5. Browse to the management portal at https://<virtual_FQDN>:5443, or at https://<master_node1_FQDN>:5443.
   1. Click DEPLOYMENT>Metadata and click + Add.
   2. Select arcsight-suite-metadata-x.x.x.x.tar from your system. The new metadata is added to the system.
6. If Intelligence is deployed, you must label the worker nodes again. The interset label is now intelligence, the interset-datanode label is now intelligence-datanode, the interset-namenode label is now intelligence-namenode, and the interset-spark label is now intelligence-spark.
7. Start the upgrade process.
   1. Go to DEPLOYMENT > Deployments. Notice the number 1 in the red circle in the Update column.
   Minor version changes do not display like regular updates. (For example: 21.1.0.15 -> 21.1.0.16.)
   2. Click the red circle and select your recently added metadata to initiate the upgrade.
8. From the Update to page, click NEXT until you reach the Import suite images page.
When prompted to download or transfer images, you can simply click Next to skip the steps. You performed these steps earlier.
9. Ensure that the validation results of container images show a complete number of files.
When you arrive at the Import suite images page, the images should already be imported, as you performed these steps earlier.


10. If you’ve deployed Transformation Hub, you must configure your enrichment stream processor, which is a new capability in this release.

    1. On the Transformation Hub tab, specify the # of Enrichment Stream Processor Group instances to start value. The default value is 2.

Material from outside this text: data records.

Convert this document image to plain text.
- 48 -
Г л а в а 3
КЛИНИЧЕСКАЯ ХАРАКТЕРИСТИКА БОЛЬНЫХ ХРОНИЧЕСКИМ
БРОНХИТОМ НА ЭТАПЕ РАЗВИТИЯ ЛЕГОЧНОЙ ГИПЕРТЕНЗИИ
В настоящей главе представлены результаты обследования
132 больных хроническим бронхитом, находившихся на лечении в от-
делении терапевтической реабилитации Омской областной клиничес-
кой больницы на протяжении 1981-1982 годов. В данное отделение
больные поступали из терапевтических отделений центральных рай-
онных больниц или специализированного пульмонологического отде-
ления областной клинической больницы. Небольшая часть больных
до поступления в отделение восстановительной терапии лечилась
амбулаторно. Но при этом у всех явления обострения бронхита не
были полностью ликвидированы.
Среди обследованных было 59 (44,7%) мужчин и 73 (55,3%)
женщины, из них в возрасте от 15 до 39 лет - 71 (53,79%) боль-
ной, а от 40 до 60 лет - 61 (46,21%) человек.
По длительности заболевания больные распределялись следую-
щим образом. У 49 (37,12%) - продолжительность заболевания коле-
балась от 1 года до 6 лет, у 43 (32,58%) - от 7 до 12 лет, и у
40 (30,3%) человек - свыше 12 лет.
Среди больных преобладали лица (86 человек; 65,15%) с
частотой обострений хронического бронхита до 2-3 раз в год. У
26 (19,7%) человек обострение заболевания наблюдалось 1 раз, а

    2. On the Transformation Hub tab, specify the Enrichment Stream Processor Group source Topic value. The default value is th-arcsight-avro.

       If ESM is deployed, you may want to use a value other than the default to use ESM event enrichment. For more information, see Local and Global ESM Event Enrichment.

    3. On the Fusion tab, specify the Enable Generator ID Manager value to True. The default value is True.

    4. On the same Fusion tab, set the Generator ID Range Start and Generator ID Range End values to provide a range of at least 100 between them.

       A range of 100 should be sufficient for common scenarios with a comfortable buffer, but you could also make the range larger if you have configured a large number of Enrichment Stream Processor instances or other components that utilize Generator IDs from this ArcMC instance.

    It is important to choose a range that does not overlap with the Generator ID Manager range configured in any other ArcMC instances in your organization, otherwise different events with duplicate Globally Unique Event IDs could be created.
11. Click NEXT until you reach the Upgrade Complete page.